Films illustrés par Gwendoline Clossais FacebookTwitter
01/12/2005
 

Une clé pour deux de Delphine Noëls

 « Il faut que ce soit des sentiments qui amènent les événements et non l’inverse ». Robert Bresson

« La nuit est déjà bien avancée. Epuisés par un long voyage et chargés de leurs valises, Catherine et Fabrice sont de retour de vacances, ils ont hâte de réintégrer leur appartement. Mais un petit problème les attend : ils ont oublié leurs clés…»

Catherine Salé et Fabrice Rodriguez, Une clé pour 2 de Delphine Noëls

Dans la même veine que Folie privée  de Joachim Lafosse, Delphine Noëls pousse les acteurs et la situation jusque dans leurs derniers retranchements... au bord de la crise de nerfs. L’histoire bascule rapidement dans un dialogue de sourds frôlant l’absurde. On a l’impression d’assister à une partie de ping-pong où les deux adversaires se renvoient la balle jusqu’à mettre l’autre par terre. Comme des enfants, c’est à celui qui aura le dernier mot. Et pour cela, ils sont prêts à tout, à blesser, à s’injurier, à s’humilier. Après, on se relève et on se dit pourquoi se faire tant de mal ?

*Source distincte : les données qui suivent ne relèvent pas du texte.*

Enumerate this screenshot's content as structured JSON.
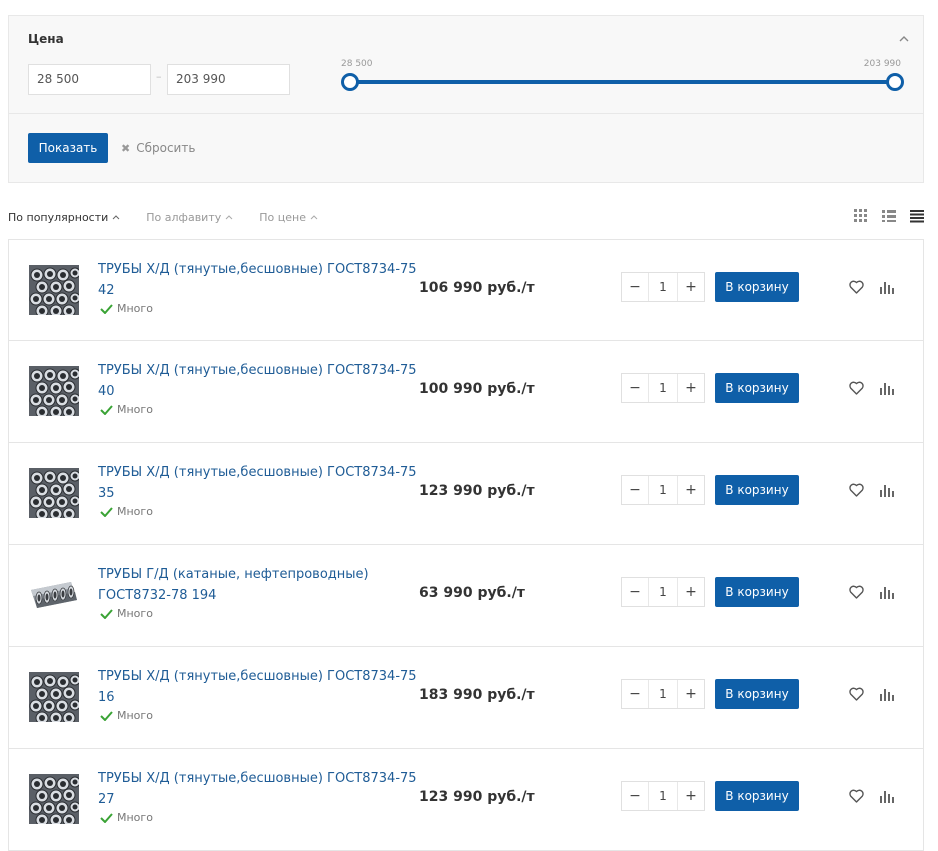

Delphine Noëls “s’amuse” de cette guerre enfantine où la situation et les rôles de chacun sont vite clairement définis comme sur un terrain de jeu. Tout va très vite, l’engueulade, les mots, les gestes, le cadrage. La caméra traque le moindre geste. Comme dans un tableau de Picasso, parfois on essaye de distinguer les différentes parties du corps. Où est la main, où est le pied ? Tout est mélangé à l’image de la dispute. Elle nous invite à prendre la clé pour trouver la serrure correspondante qui nous permettra d’entrer en nous, dans notre propre lecture du film et d’en découvrir toute la dimension. Delphine Noëls a le sens du rythme et de la répartie. Elle a su viscéralement lier la parole au corps. Souhaitons lui le meilleur, car elle a vraiment du talent.